Jas seized Krishnan’s wrist, causing him to spill tea on his shoes.
The names were read out and Jas counted each one. She wasn’t in the first eight.
“Anjali Gupta.”
She watched, her stomach in knots, as the pretty, local girl ran up to the top of the stairs to join her idols, waving her hands and ululating in triumph.
“And our final contestant is…Jasmeena Khan.”
Jas leapt into the air for the second time that day, clamping both hands to her mouth. It was a few moments before she could trust her legs to carry her through the crowds to the staircase.
“Congratulations,” said Krishnan, deadpan, as she launched herself away from him.
Ajay said the same word at the top of the stairs, accompanying his with a telegenic hug. He pulled her closer than necessary and she almost swooned against his broad chest so that she breathed in his delicious scent of spiced patchouli.
He took the opportunity to murmur into her ear, “Later, yes?”
She could only murmur, “Uh-huh,” before retreating from his arms to turn and face the one hundred and forty unsuccessful contestants with their friends and supporters.
She waved with the other winners, sensing the vibes of jealousy and disappointment. Anjali, who stood next to her, put an arm around her and pulled her close for the benefit of the photographer.
“We’ll have to stick together,” Anjali whispered through her bared, smiling teeth.

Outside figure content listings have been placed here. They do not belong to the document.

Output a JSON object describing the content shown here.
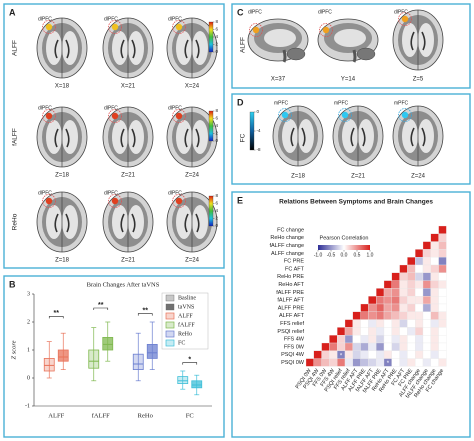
{
  "figure": {
    "panel_a": {
      "label": "A",
      "rows": [
        {
          "name": "ALFF",
          "region": "dlPFC",
          "slices": [
            "X=18",
            "X=21",
            "X=24"
          ]
        },
        {
          "name": "fALFF",
          "region": "dlPFC",
          "slices": [
            "Z=18",
            "Z=21",
            "Z=24"
          ]
        },
        {
          "name": "ReHo",
          "region": "dlPFC",
          "slices": [
            "Z=18",
            "Z=21",
            "Z=24"
          ]
        }
      ],
      "colorbar": {
        "range": [
          0,
          8
        ],
        "ticks": [
          0,
          2,
          4,
          6,
          8
        ],
        "colors": [
          "#1020c0",
          "#20c0e0",
          "#40c040",
          "#f0e020",
          "#e02010"
        ]
      }
    },
    "panel_c": {
      "label": "C",
      "row": "ALFF",
      "region": "dlPFC",
      "slices": [
        "X=37",
        "Y=14",
        "Z=5"
      ]
    },
    "panel_d": {
      "label": "D",
      "row": "FC",
      "region": "mPFC",
      "slices": [
        "Z=18",
        "Z=21",
        "Z=24"
      ],
      "colorbar": {
        "range": [
          -8,
          0
        ],
        "ticks": [
          0,
          -4,
          -8
        ],
        "colors": [
          "#000000",
          "#1060a0",
          "#30d0f0"
        ]
      }
    }
  },
  "chart_data": [
    {
      "type": "box",
      "panel": "B",
      "title": "Brain Changes After taVNS",
      "y_label": "Z score",
      "categories": [
        "ALFF",
        "fALFF",
        "ReHo",
        "FC"
      ],
      "category_colors": [
        "#e8735a",
        "#7fb84e",
        "#6b7fd0",
        "#3fbfd8"
      ],
      "ylim": [
        -1,
        3
      ],
      "yticks": [
        -1,
        0,
        1,
        2,
        3
      ],
      "series": [
        {
          "name": "Basline",
          "color": "#c8c8c8",
          "opacity": 0.3,
          "stats": [
            {
              "min": 0,
              "q1": 0.25,
              "median": 0.45,
              "q3": 0.7,
              "max": 1.3
            },
            {
              "min": -0.1,
              "q1": 0.35,
              "median": 0.6,
              "q3": 1.0,
              "max": 1.8
            },
            {
              "min": -0.1,
              "q1": 0.3,
              "median": 0.5,
              "q3": 0.85,
              "max": 1.6
            },
            {
              "min": -0.4,
              "q1": -0.2,
              "median": -0.1,
              "q3": 0.05,
              "max": 0.25
            }
          ]
        },
        {
          "name": "taVNS",
          "color": "#707070",
          "opacity": 0.75,
          "stats": [
            {
              "min": 0.3,
              "q1": 0.6,
              "median": 0.75,
              "q3": 1.0,
              "max": 1.6
            },
            {
              "min": 0.6,
              "q1": 1.0,
              "median": 1.2,
              "q3": 1.45,
              "max": 2.0
            },
            {
              "min": 0.3,
              "q1": 0.7,
              "median": 0.9,
              "q3": 1.2,
              "max": 2.0
            },
            {
              "min": -0.6,
              "q1": -0.35,
              "median": -0.25,
              "q3": -0.1,
              "max": 0.1
            }
          ]
        }
      ],
      "significance": [
        {
          "category": "ALFF",
          "y": 2.2,
          "label": "**"
        },
        {
          "category": "fALFF",
          "y": 2.5,
          "label": "**"
        },
        {
          "category": "ReHo",
          "y": 2.3,
          "label": "**"
        },
        {
          "category": "FC",
          "y": 0.55,
          "label": "*"
        }
      ]
    },
    {
      "type": "heatmap",
      "panel": "E",
      "title": "Relations Between Symptoms and Brain Changes",
      "colorbar_title": "Pearson Correlation",
      "zlim": [
        -1,
        1
      ],
      "colorbar_ticks": [
        {
          "value": -1,
          "label": "-1.0"
        },
        -0.5,
        {
          "value": 0,
          "label": "0.0"
        },
        0.5,
        {
          "value": 1,
          "label": "1.0"
        }
      ],
      "colors": [
        "#2e2e96",
        "#ffffff",
        "#d8201c"
      ],
      "rows": [
        "FC change",
        "ReHo change",
        "fALFF change",
        "ALFF change",
        "FC PRE",
        "FC AFT",
        "ReHo PRE",
        "ReHo AFT",
        "fALFF PRE",
        "fALFF AFT",
        "ALFF PRE",
        "ALFF AFT",
        "FFS relief",
        "PSQI relief",
        "FFS 4W",
        "FFS 0W",
        "PSQI 4W",
        "PSQI 0W"
      ],
      "columns": [
        "PSQI 0W",
        "PSQI 4W",
        "FFS 0W",
        "FFS 4W",
        "PSQI relief",
        "FFS relief",
        "ALFF AFT",
        "ALFF PRE",
        "fALFF AFT",
        "fALFF PRE",
        "ReHo AFT",
        "ReHo PRE",
        "FC AFT",
        "FC PRE",
        "ALFF change",
        "fALFF change",
        "ReHo change",
        "FC change"
      ],
      "matrix": [
        [
          1
        ],
        [
          1,
          0.2
        ],
        [
          1,
          0.1,
          0.3
        ],
        [
          1,
          0.2,
          0.1,
          0.2
        ],
        [
          1,
          -0.3,
          0.1,
          0.0,
          -0.6
        ],
        [
          1,
          0.3,
          0.0,
          0.1,
          0.2,
          0.5
        ],
        [
          1,
          0.2,
          0.3,
          -0.2,
          -0.5,
          0.1,
          0.0
        ],
        [
          1,
          0.6,
          0.1,
          0.2,
          0.1,
          0.5,
          0.2,
          0.1
        ],
        [
          1,
          0.4,
          0.5,
          0.1,
          0.2,
          0.0,
          -0.5,
          0.1,
          0.0
        ],
        [
          1,
          0.6,
          0.5,
          0.6,
          0.2,
          0.1,
          0.1,
          0.4,
          0.1,
          0.0
        ],
        [
          1,
          0.5,
          0.7,
          0.4,
          0.5,
          0.1,
          0.2,
          0.0,
          -0.4,
          0.1,
          0.0
        ],
        [
          1,
          0.6,
          0.5,
          0.6,
          0.4,
          0.3,
          0.2,
          0.1,
          0.1,
          0.0,
          0.3,
          0.1
        ],
        [
          1,
          0.1,
          0.0,
          -0.1,
          0.1,
          0.0,
          0.1,
          -0.2,
          0.0,
          0.1,
          0.0,
          -0.1,
          0.1
        ],
        [
          1,
          0.4,
          0.1,
          0.0,
          0.1,
          -0.1,
          0.0,
          0.1,
          0.0,
          -0.1,
          0.2,
          0.0,
          0.1,
          0.0
        ],
        [
          1,
          0.2,
          -0.5,
          0.0,
          -0.1,
          0.1,
          -0.2,
          0.0,
          -0.1,
          0.1,
          0.0,
          -0.1,
          0.0,
          0.1,
          0.0
        ],
        [
          1,
          0.6,
          0.2,
          0.5,
          -0.2,
          -0.4,
          -0.1,
          -0.5,
          0.0,
          -0.2,
          0.1,
          0.0,
          -0.1,
          0.0,
          0.1,
          0.0
        ],
        [
          1,
          0.2,
          0.1,
          -0.6,
          0.1,
          -0.2,
          -0.1,
          0.0,
          -0.1,
          0.1,
          0.0,
          -0.1,
          0.0,
          0.1,
          0.0,
          -0.1,
          0.0
        ],
        [
          1,
          0.5,
          0.3,
          0.2,
          0.6,
          -0.1,
          -0.5,
          -0.3,
          -0.2,
          -0.1,
          -0.6,
          0.0,
          -0.1,
          0.1,
          0.0,
          -0.1,
          0.0,
          0.1
        ]
      ],
      "stars": [
        {
          "row": "PSQI 4W",
          "column": "PSQI relief",
          "label": "*"
        },
        {
          "row": "PSQI 0W",
          "column": "ReHo AFT",
          "label": "*"
        }
      ]
    }
  ]
}
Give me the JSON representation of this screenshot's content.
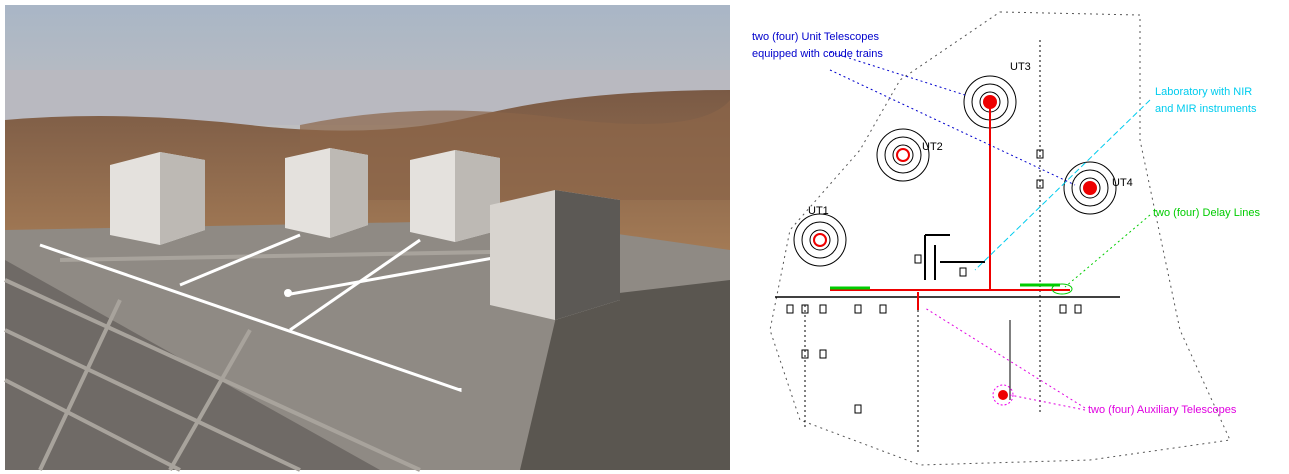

“Yeah,” replied an unconvinced Jas. She had the oddest feeling that Anjali wasn’t to be trusted.
The flashes seemed to go on forever, long after Jas’ facial muscles began to twitch and sag, her smile increasingly forced. Eventually, though, the photographers must have been satisfied and the successful contestants were led to a meeting room to collect the information about the next round.
“Two weeks today,” said Anjali, smiling as they walked back to the auditorium together. “And they’re sending cameramen to our homes! My mother will go into a cleaning frenzy.”